Nous nous y attelons. Ainsi, s'agissant des aides directes, je veux vous rassurer : nous avions mis en place un premier plan d'aide au mois de février qui privilégiait les éleveurs du bassin allaitant, puisque c'était autour du taux de spécialisation qu'avaient été définis les critères d'éligibilité. Donc, les éleveurs du bassin allaitant, où qu'ils soient en France, avaient tous été traités sans aucune discrimination géographique.
S'agissant du nouveau plan d'aide que je mets en oeuvre, nous faisons, à l'heure actuelle, réaliser une étude dans tous les départements par les directions départementales de l'agriculture, les DDA.
Cette étude fera l'objet d'une négociation, d'une concertation avec les organisations professionnelles à partir du 15 novembre, de sorte que nous puissions, sur la base des statistiques concernant les revenus des éleveurs au mois de décembre, bâtir définitivement ce plan, les fonds étant disponibles au début de l'année 2002. Ce plan sera ciblé sur ceux qui en ont le plus besoin, c'est-à-dire sur les éleveurs de bovins allaitants.
Cela étant, il faudra aussi, et c'est ma conclusion, s'interroger sur l'avenir de ce bassin allaitant. J'ai confié à un ingénieur général du génie rural des eaux et des forêts, M. Mordant, une mission en ce sens. Il convient, en effet, de réfléchir aux nécessaires mesures structurelles qu'il faut prendre pour assurer l'avenir de ce bassin.
Cet ingénieur général s'est déjà mis au travail et sillonne le bassin allaitant au sens large, c'est-à-dire, en fait, tous les départements de France, pour entendre et consulter. Il nous remettra ses propositions avant la fin de l'année, de sorte que nous pourrons fixer un cap pour ce troupeau allaitant français qui est, comme je le disais, une grande force pour nous et, en même temps, une fragilité en cas de crise, raison pour laquelle nous devons être vigilants.

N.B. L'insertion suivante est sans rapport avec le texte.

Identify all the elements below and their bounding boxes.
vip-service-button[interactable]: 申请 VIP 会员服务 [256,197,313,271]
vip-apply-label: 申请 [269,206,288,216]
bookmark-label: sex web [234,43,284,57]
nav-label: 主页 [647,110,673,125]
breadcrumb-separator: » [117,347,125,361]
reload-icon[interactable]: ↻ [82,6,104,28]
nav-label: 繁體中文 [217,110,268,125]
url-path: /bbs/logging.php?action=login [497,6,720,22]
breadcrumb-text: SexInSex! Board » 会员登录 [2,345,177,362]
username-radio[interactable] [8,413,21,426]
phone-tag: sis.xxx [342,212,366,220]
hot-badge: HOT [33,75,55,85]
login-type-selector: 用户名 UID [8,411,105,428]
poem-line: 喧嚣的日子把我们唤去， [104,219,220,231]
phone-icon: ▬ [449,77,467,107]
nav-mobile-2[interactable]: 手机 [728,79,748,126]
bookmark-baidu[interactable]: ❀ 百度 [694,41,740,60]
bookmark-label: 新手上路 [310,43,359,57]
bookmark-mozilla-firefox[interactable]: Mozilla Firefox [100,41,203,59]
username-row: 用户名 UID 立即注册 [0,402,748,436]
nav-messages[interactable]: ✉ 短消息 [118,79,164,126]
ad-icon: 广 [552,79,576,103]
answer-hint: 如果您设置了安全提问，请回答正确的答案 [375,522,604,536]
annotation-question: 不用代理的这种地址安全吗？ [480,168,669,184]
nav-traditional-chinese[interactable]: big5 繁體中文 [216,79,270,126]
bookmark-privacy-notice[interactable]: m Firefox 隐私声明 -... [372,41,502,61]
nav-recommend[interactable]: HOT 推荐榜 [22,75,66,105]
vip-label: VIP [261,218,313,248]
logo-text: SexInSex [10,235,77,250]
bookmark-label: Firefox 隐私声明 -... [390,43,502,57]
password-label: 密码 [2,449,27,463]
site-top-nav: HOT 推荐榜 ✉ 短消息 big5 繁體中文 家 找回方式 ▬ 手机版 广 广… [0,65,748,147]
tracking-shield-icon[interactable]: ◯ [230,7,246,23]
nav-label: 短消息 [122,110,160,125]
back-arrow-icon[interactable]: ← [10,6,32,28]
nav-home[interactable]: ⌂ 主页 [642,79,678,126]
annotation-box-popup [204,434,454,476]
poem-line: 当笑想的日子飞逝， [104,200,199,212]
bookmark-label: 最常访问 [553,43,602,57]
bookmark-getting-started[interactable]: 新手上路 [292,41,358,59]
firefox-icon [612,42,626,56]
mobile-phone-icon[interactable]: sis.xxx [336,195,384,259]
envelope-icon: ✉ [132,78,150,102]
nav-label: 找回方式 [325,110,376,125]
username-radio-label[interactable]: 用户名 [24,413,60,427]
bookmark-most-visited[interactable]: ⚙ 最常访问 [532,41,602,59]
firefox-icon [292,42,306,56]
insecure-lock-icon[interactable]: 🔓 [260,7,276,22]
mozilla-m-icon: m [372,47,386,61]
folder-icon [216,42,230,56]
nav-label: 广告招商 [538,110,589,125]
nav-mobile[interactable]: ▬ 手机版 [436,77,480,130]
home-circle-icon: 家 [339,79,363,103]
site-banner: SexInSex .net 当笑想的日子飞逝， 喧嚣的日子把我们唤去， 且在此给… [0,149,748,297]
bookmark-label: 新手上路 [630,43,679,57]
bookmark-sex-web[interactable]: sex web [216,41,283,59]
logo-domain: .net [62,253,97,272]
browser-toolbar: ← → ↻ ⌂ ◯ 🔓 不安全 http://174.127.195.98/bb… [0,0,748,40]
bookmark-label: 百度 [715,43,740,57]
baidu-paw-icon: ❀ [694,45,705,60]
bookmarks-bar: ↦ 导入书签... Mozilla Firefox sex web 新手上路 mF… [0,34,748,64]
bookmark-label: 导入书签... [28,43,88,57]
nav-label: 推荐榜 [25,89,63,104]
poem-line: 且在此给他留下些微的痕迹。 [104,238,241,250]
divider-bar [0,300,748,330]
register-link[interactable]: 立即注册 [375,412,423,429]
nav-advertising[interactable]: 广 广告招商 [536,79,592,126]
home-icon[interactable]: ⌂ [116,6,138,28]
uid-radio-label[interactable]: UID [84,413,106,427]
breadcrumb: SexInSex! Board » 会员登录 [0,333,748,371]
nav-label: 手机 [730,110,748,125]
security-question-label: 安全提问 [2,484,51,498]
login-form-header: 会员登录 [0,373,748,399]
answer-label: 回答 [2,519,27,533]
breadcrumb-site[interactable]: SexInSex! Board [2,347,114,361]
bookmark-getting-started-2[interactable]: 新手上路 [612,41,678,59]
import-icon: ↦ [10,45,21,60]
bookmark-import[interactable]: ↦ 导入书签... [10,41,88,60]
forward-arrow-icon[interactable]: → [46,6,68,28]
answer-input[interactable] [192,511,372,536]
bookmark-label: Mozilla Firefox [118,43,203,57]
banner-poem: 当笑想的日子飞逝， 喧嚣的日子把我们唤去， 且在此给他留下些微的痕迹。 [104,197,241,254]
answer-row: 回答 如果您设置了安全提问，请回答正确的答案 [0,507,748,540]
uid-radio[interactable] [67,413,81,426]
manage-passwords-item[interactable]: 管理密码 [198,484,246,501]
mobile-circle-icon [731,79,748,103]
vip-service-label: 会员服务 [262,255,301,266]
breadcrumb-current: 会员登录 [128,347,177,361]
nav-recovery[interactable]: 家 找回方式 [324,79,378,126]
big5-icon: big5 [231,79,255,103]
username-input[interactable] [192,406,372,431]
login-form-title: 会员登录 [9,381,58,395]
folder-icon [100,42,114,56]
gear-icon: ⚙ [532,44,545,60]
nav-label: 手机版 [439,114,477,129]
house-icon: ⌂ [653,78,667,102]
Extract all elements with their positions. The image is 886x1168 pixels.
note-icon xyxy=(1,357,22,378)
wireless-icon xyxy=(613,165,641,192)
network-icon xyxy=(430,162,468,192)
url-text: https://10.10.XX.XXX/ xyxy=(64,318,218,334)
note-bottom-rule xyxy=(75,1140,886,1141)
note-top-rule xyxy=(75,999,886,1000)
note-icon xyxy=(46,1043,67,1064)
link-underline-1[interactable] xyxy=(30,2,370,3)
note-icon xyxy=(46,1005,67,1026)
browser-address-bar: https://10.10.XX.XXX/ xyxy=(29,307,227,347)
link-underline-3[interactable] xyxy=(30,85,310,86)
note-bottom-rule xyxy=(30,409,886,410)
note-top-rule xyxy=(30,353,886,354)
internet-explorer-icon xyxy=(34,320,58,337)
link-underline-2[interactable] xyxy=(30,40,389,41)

M. Jean-Pierre Masseret. Je demande la parole.
M. le président. La parole est à M. Masseret.
M. Jean-Pierre Masseret. S'agissant de la restauration hors domicile, je vous remercie, monsieur le ministre, des précisions que vous venez d'apporter. Il me semble que l'on pourrait, sans se placer en contradiction avec les règles de la concurrence, faire évoluer les cahiers des charges - dans nos départements, pour les collèges, dans nos régions, pour les lycées - en introduisant des clauses sur la traçabilité dont la valeur juridique est, à mon sens, évidente. Cela permettrait un meilleur choix, et ce au bénéfice de la production nationale, sans préjudice pour la liberté du commerce international.